As a child I didn’t get an allowance as many of my buddies did because my parents weren’t affluent but, I began earning money early in life from mowing lawns and shoveling snow.  My income was meager however, as they say, it paid the bills.



The bills I’m talking about included school supplies in the form of pencils, pens, paper, notebooks, and milk for lunch.  Milk was 3¢ a carton; chocolate milk was 4¢.



Seems pretty inexpensive however, I was making 50¢ an hour, under the table.



And every so often I found some soft drink bottles carelessly tossed onto neighborhood yards.  I redeemed them at the corner store.  Pint bottles brought 2¢, while quarts fetched a handsome 5¢.  These bonuses were what fed my habit of comic books.



When I had time, I helped Superman fight criminals with his super human abilities.  I knew full well he couldn’t really fly or leap tall buildings.  I also had a tough time trying to figure out why he so enjoyed the company of Lois Lane.



Lois was a colleague of Clark Kent, Superman’s disguise.  He would dash behind a hidden space with a business suit and hat only to emerge as Superman replete with cape but, no glasses.



That quick change transformed Clark so much so that he fooled everyone in town.  Maybe the whole city was just plain stupid.



But the comic book version of Superman was so much more entertaining than the television version.  And, it was in color.  We only had black and white televisions to watch which made theater-of-the-mind important.



Still, Superman was one of the comics I regularly reached for with my pocket full of precious change.  Batman was another hero of mine.

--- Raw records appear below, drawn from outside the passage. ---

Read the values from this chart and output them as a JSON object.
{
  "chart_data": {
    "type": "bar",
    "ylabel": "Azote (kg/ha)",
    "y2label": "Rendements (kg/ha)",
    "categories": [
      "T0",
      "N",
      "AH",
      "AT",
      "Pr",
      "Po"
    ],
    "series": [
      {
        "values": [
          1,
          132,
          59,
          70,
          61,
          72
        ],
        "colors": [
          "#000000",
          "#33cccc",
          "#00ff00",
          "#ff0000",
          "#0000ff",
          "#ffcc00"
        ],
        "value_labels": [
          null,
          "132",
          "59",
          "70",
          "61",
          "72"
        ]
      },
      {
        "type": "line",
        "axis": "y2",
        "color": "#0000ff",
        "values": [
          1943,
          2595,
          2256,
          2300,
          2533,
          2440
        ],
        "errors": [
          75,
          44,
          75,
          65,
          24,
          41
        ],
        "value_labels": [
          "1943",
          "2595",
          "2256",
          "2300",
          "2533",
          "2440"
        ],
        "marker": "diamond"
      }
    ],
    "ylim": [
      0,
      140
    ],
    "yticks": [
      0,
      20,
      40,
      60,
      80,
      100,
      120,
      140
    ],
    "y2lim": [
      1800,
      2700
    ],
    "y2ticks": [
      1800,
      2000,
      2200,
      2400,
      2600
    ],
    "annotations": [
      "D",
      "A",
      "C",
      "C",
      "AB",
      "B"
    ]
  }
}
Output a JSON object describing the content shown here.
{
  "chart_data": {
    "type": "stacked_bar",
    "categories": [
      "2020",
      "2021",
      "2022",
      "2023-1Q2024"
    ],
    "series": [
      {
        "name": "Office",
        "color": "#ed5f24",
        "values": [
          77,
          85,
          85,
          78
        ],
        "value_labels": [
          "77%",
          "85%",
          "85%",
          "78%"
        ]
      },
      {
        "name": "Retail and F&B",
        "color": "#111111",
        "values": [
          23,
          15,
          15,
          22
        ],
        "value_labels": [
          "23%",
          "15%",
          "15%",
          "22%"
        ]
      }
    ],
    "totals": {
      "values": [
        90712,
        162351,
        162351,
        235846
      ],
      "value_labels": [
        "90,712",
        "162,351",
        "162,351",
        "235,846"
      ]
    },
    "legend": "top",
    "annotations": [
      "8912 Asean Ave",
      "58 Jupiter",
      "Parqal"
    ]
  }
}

And again, this guy and his ward, Robin, fooled all of Gotham City.  Their voices were never a giveaway.  Another metropolitan area full of mind-altering drugs, I guess.



Fast-forward to modern times and too much of these characters have changed, and not for the better.



Superman and Batman both left me and my child-like fantasies of good vs. evil, some years ago.  One controversial story line had these two fictional heroes somehow corrupted and doing battle with one another.



Then, the Batman series of movies, and the Superman television series, and associated spinoffs, have totally bastardized the fantasy of these super-characters to the point of no return.  They are no longer heroes, and the line between good and evil has vanished.



The writers seem to have used these franchises as personal playgrounds for their own satisfaction to destroy comic books figures kids looked up to.  In fact, just last week I discovered that according to the New York Post, “Marvel Comics plans to take “disciplinary action” against an artist who slipped political propaganda into a comic book. The comic book giant has been under fire since it was revealed that Indonesian artist Ardian Syaf used Islamist and anti-Semitic verses in the series released on Wednesday, “X-Men Gold #1.” Fans started to point out the hidden messages on social media, prompting Marvel to announce recently that it would pull some of the images, according to Time.



Today, America has little in the way of escapism and it needs some conduit to encourage the youth to want a virtuous side on which to stand.  Indeed, today’s youth have no real heroes, and they seem to fall for anything.



College students love terrorists over President Donald Trump, and they detest America’s police and military in favor of criminals and anarchists.



I’m glad I could experience the comic book characters in their true glory of good and evil where a distinct line could be drawn.  Alas, the good old days.